Two hours probably sounds like a lot, but it’s a Funkin, so I figure since I can use it pretty much forever, it was worth it to spend an ungodly amount of time carving the stupid thing. Right? Right.
I wanted to do a haunted house scene, and I thought it would be rad to carve all the way around the pumpkin, so I had one looping scene. So here is 360 degrees of spooky jackolantern!
Here are some non-seizure inducing still shots, lit:
Here it is unlit:
Unlit still shots:
If you’re new to Funkin carving, here are some tips:
1. They sell a special knife type tool for carving these guys, but I’ve always used my Dremel with a 3/16″ drill bit on it.
2. Hold the dremel at an angle when you carve. When I held the dremel straight, periodically the foam would get caught and kind of EXPLODE in my face. This also rips a big hole in the Funkin, which can really screw up your design.
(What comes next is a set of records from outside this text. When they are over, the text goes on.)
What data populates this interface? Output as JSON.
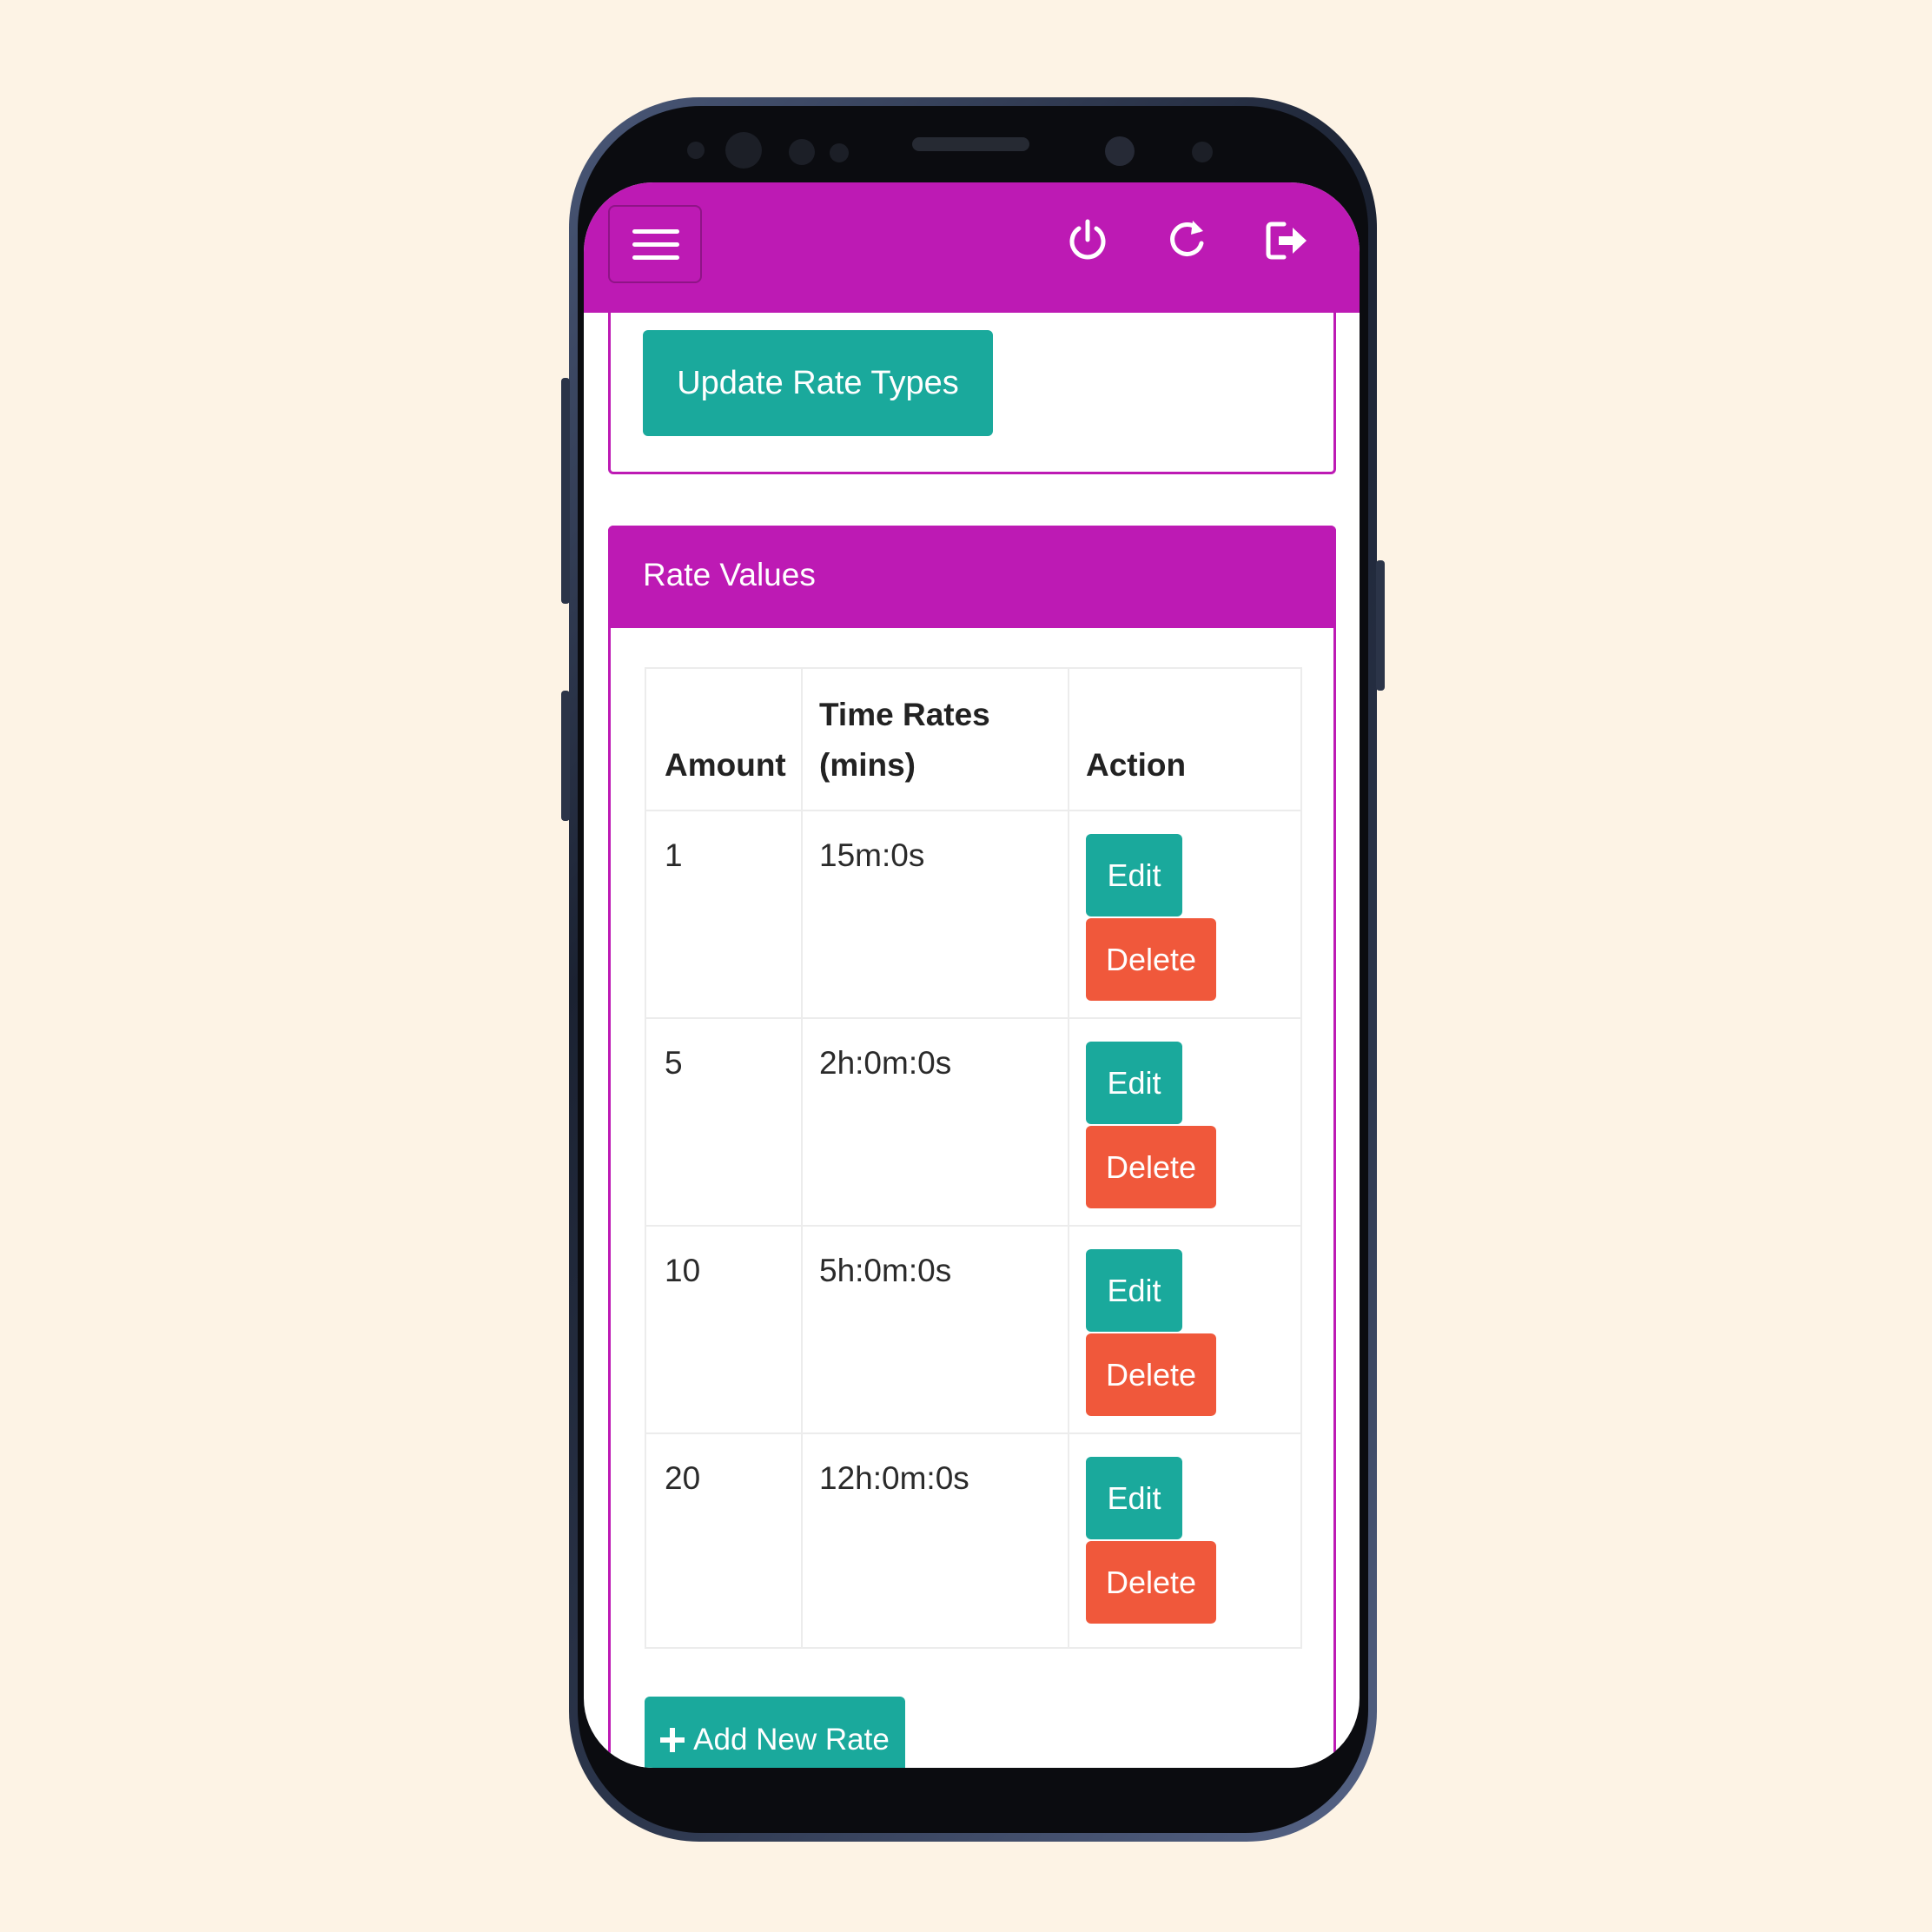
{
  "header": {
    "menu_icon": "hamburger-menu-icon",
    "icons": [
      "power-icon",
      "refresh-icon",
      "logout-icon"
    ]
  },
  "rate_types": {
    "update_button": "Update Rate Types"
  },
  "rate_values": {
    "title": "Rate Values",
    "columns": [
      "Amount",
      "Time Rates",
      "(mins)",
      "Action"
    ],
    "rows": [
      {
        "amount": "1",
        "time": "15m:0s",
        "edit": "Edit",
        "delete": "Delete"
      },
      {
        "amount": "5",
        "time": "2h:0m:0s",
        "edit": "Edit",
        "delete": "Delete"
      },
      {
        "amount": "10",
        "time": "5h:0m:0s",
        "edit": "Edit",
        "delete": "Delete"
      },
      {
        "amount": "20",
        "time": "12h:0m:0s",
        "edit": "Edit",
        "delete": "Delete"
      }
    ],
    "add_button": "Add New Rate"
  },
  "colors": {
    "brand": "#bd1ab4",
    "primary": "#1aa99c",
    "danger": "#f0583b",
    "background": "#fdf3e5"
  }
}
3. Holding the dremel at an angle will also give you cleaner lines on edges.
4. Carve outside, or at the very least in the garage or somewhere else easy to clean up. Wear a facemask and goggles and an apron. The foam gets EVERYWHERE. It’s like fine sawdust, and it’s a pain to try to get off your clothes. (And it hurts like hell when you get it in your eyes.)
5. To do the “etched” areas where you only take off the outer most layer, slowly move the dremel back and forth over the surface. Like you’re coloring with a marker in slow motion. Take off as little as you can- the Funkins seem to be about 1/2″ thick near the top and bottom, but it’s more like 1/4″ thick around the equator (hehe). That’s not a lot of room for error, so don’t take off too much!